The company will be hoping therefore that Nuvigil (armodafinil) will continue to bring in money after 2012. Nuvigil is based on the same molecular structure as seen in Provigil, differing only in that Provigil is a mixture of both enantiomers, mirror image forms, while Nuvigil consists of just one of those enantiomers. But the danger for Cephalon is that patients might instead switch to generic versions of modafinil.
Therefore, the product pipeline is important. In 2010, Cephalon spent $540 million on R&D. Products under development include: Lupuzor for the treatment of lupus (in Phase II trials), Cinquil (reslizumab) for the treatment of asthma (in Phase III trials) and Revascor (in Phase II trials), a stem cell treatment that Cephalon is working on in collaboration with Australian company Mesoblast.

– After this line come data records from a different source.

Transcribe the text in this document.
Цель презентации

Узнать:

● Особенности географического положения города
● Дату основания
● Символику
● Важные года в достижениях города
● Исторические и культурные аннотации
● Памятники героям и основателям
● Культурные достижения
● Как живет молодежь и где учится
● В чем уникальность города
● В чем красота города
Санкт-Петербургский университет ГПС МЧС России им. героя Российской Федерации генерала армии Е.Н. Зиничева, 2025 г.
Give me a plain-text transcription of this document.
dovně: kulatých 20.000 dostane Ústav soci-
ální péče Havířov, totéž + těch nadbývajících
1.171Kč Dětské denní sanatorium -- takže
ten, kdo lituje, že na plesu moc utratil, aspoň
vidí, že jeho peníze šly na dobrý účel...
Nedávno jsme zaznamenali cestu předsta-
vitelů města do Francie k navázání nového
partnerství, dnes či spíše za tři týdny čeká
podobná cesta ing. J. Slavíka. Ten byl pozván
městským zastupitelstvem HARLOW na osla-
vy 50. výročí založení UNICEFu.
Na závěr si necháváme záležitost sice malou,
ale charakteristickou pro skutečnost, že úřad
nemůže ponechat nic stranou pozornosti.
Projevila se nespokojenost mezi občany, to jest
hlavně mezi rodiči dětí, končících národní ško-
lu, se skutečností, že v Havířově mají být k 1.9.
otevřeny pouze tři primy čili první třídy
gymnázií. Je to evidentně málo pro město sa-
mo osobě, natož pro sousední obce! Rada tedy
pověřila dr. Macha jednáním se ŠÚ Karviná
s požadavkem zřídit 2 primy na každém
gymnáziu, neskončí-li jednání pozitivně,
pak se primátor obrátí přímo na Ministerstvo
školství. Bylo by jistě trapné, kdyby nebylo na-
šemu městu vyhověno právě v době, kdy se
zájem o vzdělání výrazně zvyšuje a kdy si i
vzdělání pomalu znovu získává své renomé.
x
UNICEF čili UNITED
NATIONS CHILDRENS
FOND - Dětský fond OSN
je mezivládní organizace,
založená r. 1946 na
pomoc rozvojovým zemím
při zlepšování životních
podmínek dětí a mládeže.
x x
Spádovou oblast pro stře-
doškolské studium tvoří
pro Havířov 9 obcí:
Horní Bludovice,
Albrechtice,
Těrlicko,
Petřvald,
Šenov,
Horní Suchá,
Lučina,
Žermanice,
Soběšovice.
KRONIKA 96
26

Fintan Walton, chief executive of UK consultancy firm PharmaVentures, says traditional pharma companies may have missed a trick by letting Cephalon slip by. 'Big pharma has not woken up yet to the opportunity that still exists within the speciality pharma space.' Focusing on just one or two diseases that can deliver large profit margins is a viable strategy given the longstanding difficulties facing drugmakers, he adds. What does Teva bring to the table? 'Teva has the financial muscle to realise the potential of the Cephalon pipeline,' Walton says.